At the other end of the spectrum, he says that plasma could be used as a “planetary protection system” to clean satellites and planetary probes so they don’t carry terrestrial bacteria to distant planets. The technology looks likely to do a lot of good. Bacteria are constantly evolving and developing resistance to the most commonly used antibiotics. Today, the best way to prevent the spread of bacterial infections is sanitation; regular hand washing between patients, for example, and systematic sanitising of floors, door handles, hospital curtains and anything else that might harbour infectious material.

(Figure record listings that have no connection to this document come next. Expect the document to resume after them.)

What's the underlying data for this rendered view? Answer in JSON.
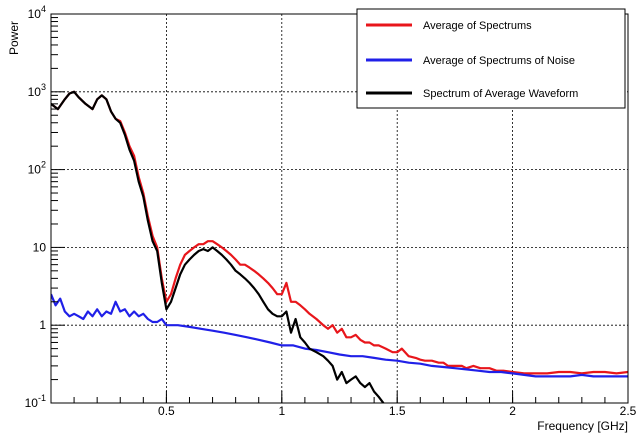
{
  "chart_data": {
    "type": "line",
    "title": "",
    "xlabel": "Frequency [GHz]",
    "ylabel": "Power",
    "xlim": [
      0.0,
      2.5
    ],
    "ylim": [
      0.1,
      10000
    ],
    "yscale": "log",
    "grid": true,
    "legend_position": "top-right",
    "x_ticks": [
      0.5,
      1.0,
      1.5,
      2.0,
      2.5
    ],
    "x_tick_labels": [
      "0.5",
      "1",
      "1.5",
      "2",
      "2.5"
    ],
    "y_ticks": [
      0.1,
      1,
      10,
      100,
      1000,
      10000
    ],
    "y_tick_labels": [
      {
        "base": "10",
        "exp": "-1"
      },
      {
        "base": "1",
        "exp": ""
      },
      {
        "base": "10",
        "exp": ""
      },
      {
        "base": "10",
        "exp": "2"
      },
      {
        "base": "10",
        "exp": "3"
      },
      {
        "base": "10",
        "exp": "4"
      }
    ],
    "series": [
      {
        "name": "Average of Spectrums",
        "color": "#e8161b",
        "points": [
          [
            0.0,
            700
          ],
          [
            0.03,
            600
          ],
          [
            0.06,
            800
          ],
          [
            0.08,
            950
          ],
          [
            0.1,
            1000
          ],
          [
            0.12,
            850
          ],
          [
            0.15,
            700
          ],
          [
            0.18,
            600
          ],
          [
            0.2,
            800
          ],
          [
            0.22,
            900
          ],
          [
            0.24,
            800
          ],
          [
            0.26,
            560
          ],
          [
            0.28,
            450
          ],
          [
            0.3,
            420
          ],
          [
            0.32,
            300
          ],
          [
            0.34,
            200
          ],
          [
            0.36,
            150
          ],
          [
            0.38,
            80
          ],
          [
            0.4,
            50
          ],
          [
            0.42,
            25
          ],
          [
            0.44,
            14
          ],
          [
            0.46,
            10
          ],
          [
            0.48,
            4
          ],
          [
            0.5,
            2.0
          ],
          [
            0.52,
            2.5
          ],
          [
            0.54,
            4
          ],
          [
            0.56,
            6
          ],
          [
            0.58,
            8
          ],
          [
            0.6,
            9
          ],
          [
            0.62,
            10
          ],
          [
            0.64,
            11
          ],
          [
            0.66,
            11
          ],
          [
            0.68,
            12
          ],
          [
            0.7,
            12
          ],
          [
            0.72,
            11
          ],
          [
            0.74,
            10
          ],
          [
            0.76,
            9
          ],
          [
            0.78,
            8
          ],
          [
            0.8,
            7
          ],
          [
            0.82,
            6
          ],
          [
            0.84,
            6
          ],
          [
            0.86,
            5.5
          ],
          [
            0.88,
            5
          ],
          [
            0.9,
            4.5
          ],
          [
            0.92,
            4
          ],
          [
            0.94,
            3.5
          ],
          [
            0.96,
            3
          ],
          [
            0.98,
            2.5
          ],
          [
            1.0,
            2.5
          ],
          [
            1.02,
            3.5
          ],
          [
            1.04,
            2.0
          ],
          [
            1.06,
            2.0
          ],
          [
            1.08,
            1.8
          ],
          [
            1.1,
            1.6
          ],
          [
            1.12,
            1.4
          ],
          [
            1.15,
            1.2
          ],
          [
            1.18,
            1.0
          ],
          [
            1.2,
            0.9
          ],
          [
            1.22,
            1.0
          ],
          [
            1.24,
            0.8
          ],
          [
            1.26,
            0.9
          ],
          [
            1.28,
            0.7
          ],
          [
            1.3,
            0.7
          ],
          [
            1.32,
            0.75
          ],
          [
            1.34,
            0.65
          ],
          [
            1.36,
            0.6
          ],
          [
            1.38,
            0.6
          ],
          [
            1.4,
            0.55
          ],
          [
            1.42,
            0.55
          ],
          [
            1.45,
            0.5
          ],
          [
            1.48,
            0.45
          ],
          [
            1.5,
            0.45
          ],
          [
            1.52,
            0.5
          ],
          [
            1.55,
            0.4
          ],
          [
            1.58,
            0.38
          ],
          [
            1.6,
            0.36
          ],
          [
            1.62,
            0.35
          ],
          [
            1.65,
            0.35
          ],
          [
            1.68,
            0.33
          ],
          [
            1.7,
            0.33
          ],
          [
            1.72,
            0.3
          ],
          [
            1.75,
            0.3
          ],
          [
            1.78,
            0.3
          ],
          [
            1.8,
            0.28
          ],
          [
            1.83,
            0.3
          ],
          [
            1.86,
            0.28
          ],
          [
            1.9,
            0.28
          ],
          [
            1.93,
            0.26
          ],
          [
            1.96,
            0.26
          ],
          [
            2.0,
            0.25
          ],
          [
            2.05,
            0.24
          ],
          [
            2.1,
            0.24
          ],
          [
            2.15,
            0.24
          ],
          [
            2.2,
            0.25
          ],
          [
            2.25,
            0.25
          ],
          [
            2.3,
            0.24
          ],
          [
            2.35,
            0.25
          ],
          [
            2.4,
            0.25
          ],
          [
            2.45,
            0.24
          ],
          [
            2.5,
            0.25
          ]
        ]
      },
      {
        "name": "Average of Spectrums of Noise",
        "color": "#2020e8",
        "points": [
          [
            0.0,
            2.5
          ],
          [
            0.02,
            1.8
          ],
          [
            0.04,
            2.2
          ],
          [
            0.06,
            1.5
          ],
          [
            0.08,
            1.3
          ],
          [
            0.1,
            1.4
          ],
          [
            0.12,
            1.3
          ],
          [
            0.14,
            1.2
          ],
          [
            0.16,
            1.5
          ],
          [
            0.18,
            1.3
          ],
          [
            0.2,
            1.6
          ],
          [
            0.22,
            1.3
          ],
          [
            0.24,
            1.5
          ],
          [
            0.26,
            1.4
          ],
          [
            0.28,
            2.0
          ],
          [
            0.3,
            1.5
          ],
          [
            0.32,
            1.6
          ],
          [
            0.34,
            1.3
          ],
          [
            0.36,
            1.5
          ],
          [
            0.38,
            1.3
          ],
          [
            0.4,
            1.4
          ],
          [
            0.42,
            1.2
          ],
          [
            0.44,
            1.1
          ],
          [
            0.46,
            1.1
          ],
          [
            0.48,
            1.2
          ],
          [
            0.5,
            1.0
          ],
          [
            0.55,
            1.0
          ],
          [
            0.6,
            0.95
          ],
          [
            0.65,
            0.9
          ],
          [
            0.7,
            0.85
          ],
          [
            0.75,
            0.8
          ],
          [
            0.8,
            0.75
          ],
          [
            0.85,
            0.7
          ],
          [
            0.9,
            0.65
          ],
          [
            0.95,
            0.6
          ],
          [
            1.0,
            0.55
          ],
          [
            1.05,
            0.55
          ],
          [
            1.1,
            0.5
          ],
          [
            1.15,
            0.48
          ],
          [
            1.2,
            0.45
          ],
          [
            1.25,
            0.42
          ],
          [
            1.3,
            0.4
          ],
          [
            1.35,
            0.4
          ],
          [
            1.4,
            0.38
          ],
          [
            1.45,
            0.36
          ],
          [
            1.5,
            0.35
          ],
          [
            1.55,
            0.33
          ],
          [
            1.6,
            0.32
          ],
          [
            1.65,
            0.3
          ],
          [
            1.7,
            0.29
          ],
          [
            1.75,
            0.28
          ],
          [
            1.8,
            0.27
          ],
          [
            1.85,
            0.26
          ],
          [
            1.9,
            0.25
          ],
          [
            1.95,
            0.25
          ],
          [
            2.0,
            0.24
          ],
          [
            2.05,
            0.23
          ],
          [
            2.1,
            0.22
          ],
          [
            2.15,
            0.22
          ],
          [
            2.2,
            0.22
          ],
          [
            2.25,
            0.22
          ],
          [
            2.3,
            0.23
          ],
          [
            2.35,
            0.22
          ],
          [
            2.4,
            0.22
          ],
          [
            2.45,
            0.22
          ],
          [
            2.5,
            0.22
          ]
        ]
      },
      {
        "name": "Spectrum of Average Waveform",
        "color": "#000000",
        "points": [
          [
            0.0,
            700
          ],
          [
            0.03,
            600
          ],
          [
            0.06,
            800
          ],
          [
            0.08,
            950
          ],
          [
            0.1,
            1000
          ],
          [
            0.12,
            850
          ],
          [
            0.15,
            700
          ],
          [
            0.18,
            600
          ],
          [
            0.2,
            800
          ],
          [
            0.22,
            900
          ],
          [
            0.24,
            800
          ],
          [
            0.26,
            560
          ],
          [
            0.28,
            450
          ],
          [
            0.3,
            400
          ],
          [
            0.32,
            280
          ],
          [
            0.34,
            180
          ],
          [
            0.36,
            130
          ],
          [
            0.38,
            70
          ],
          [
            0.4,
            45
          ],
          [
            0.42,
            22
          ],
          [
            0.44,
            12
          ],
          [
            0.46,
            9
          ],
          [
            0.48,
            3.5
          ],
          [
            0.5,
            1.6
          ],
          [
            0.52,
            2.0
          ],
          [
            0.54,
            3
          ],
          [
            0.56,
            4.5
          ],
          [
            0.58,
            6
          ],
          [
            0.6,
            7
          ],
          [
            0.62,
            8
          ],
          [
            0.64,
            9
          ],
          [
            0.66,
            9.5
          ],
          [
            0.68,
            9
          ],
          [
            0.7,
            10
          ],
          [
            0.72,
            9
          ],
          [
            0.74,
            8
          ],
          [
            0.76,
            7
          ],
          [
            0.78,
            6
          ],
          [
            0.8,
            5
          ],
          [
            0.82,
            4.5
          ],
          [
            0.84,
            4
          ],
          [
            0.86,
            3.5
          ],
          [
            0.88,
            3
          ],
          [
            0.9,
            2.5
          ],
          [
            0.92,
            2.0
          ],
          [
            0.94,
            1.6
          ],
          [
            0.96,
            1.4
          ],
          [
            0.98,
            1.3
          ],
          [
            1.0,
            1.3
          ],
          [
            1.02,
            1.5
          ],
          [
            1.04,
            0.8
          ],
          [
            1.06,
            1.2
          ],
          [
            1.08,
            0.7
          ],
          [
            1.1,
            0.6
          ],
          [
            1.12,
            0.5
          ],
          [
            1.15,
            0.45
          ],
          [
            1.18,
            0.4
          ],
          [
            1.2,
            0.35
          ],
          [
            1.22,
            0.3
          ],
          [
            1.24,
            0.2
          ],
          [
            1.26,
            0.25
          ],
          [
            1.28,
            0.18
          ],
          [
            1.3,
            0.2
          ],
          [
            1.32,
            0.22
          ],
          [
            1.34,
            0.18
          ],
          [
            1.36,
            0.16
          ],
          [
            1.38,
            0.18
          ],
          [
            1.4,
            0.14
          ],
          [
            1.42,
            0.12
          ],
          [
            1.44,
            0.1
          ]
        ]
      }
    ]
  }
}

Instead, Dr Morfill is designing a system that makes use of plasma’s innate antibacterial properties to make disinfection easy and quick. “It has many practical applications, from hand hygiene to food hygiene, disinfection of medical instruments, personal hygiene, even dentistry – this could be used in many, many fields.”

Dr Morfill adds that the research on the ISS and support from ESA has played an important role in turning physics experiments into life-saving technology here on Earth, both directly through ESA funding of a technology demonstrator project and through classic ‘trickle down’ of the specific technology transfer. “ESA has been tremendously helpful – we’re 90% funded by ESA,” Dr Morfill concludes. “Funding for doing experimental work in the laboratory and in space has made it possible to spin off and start other research.”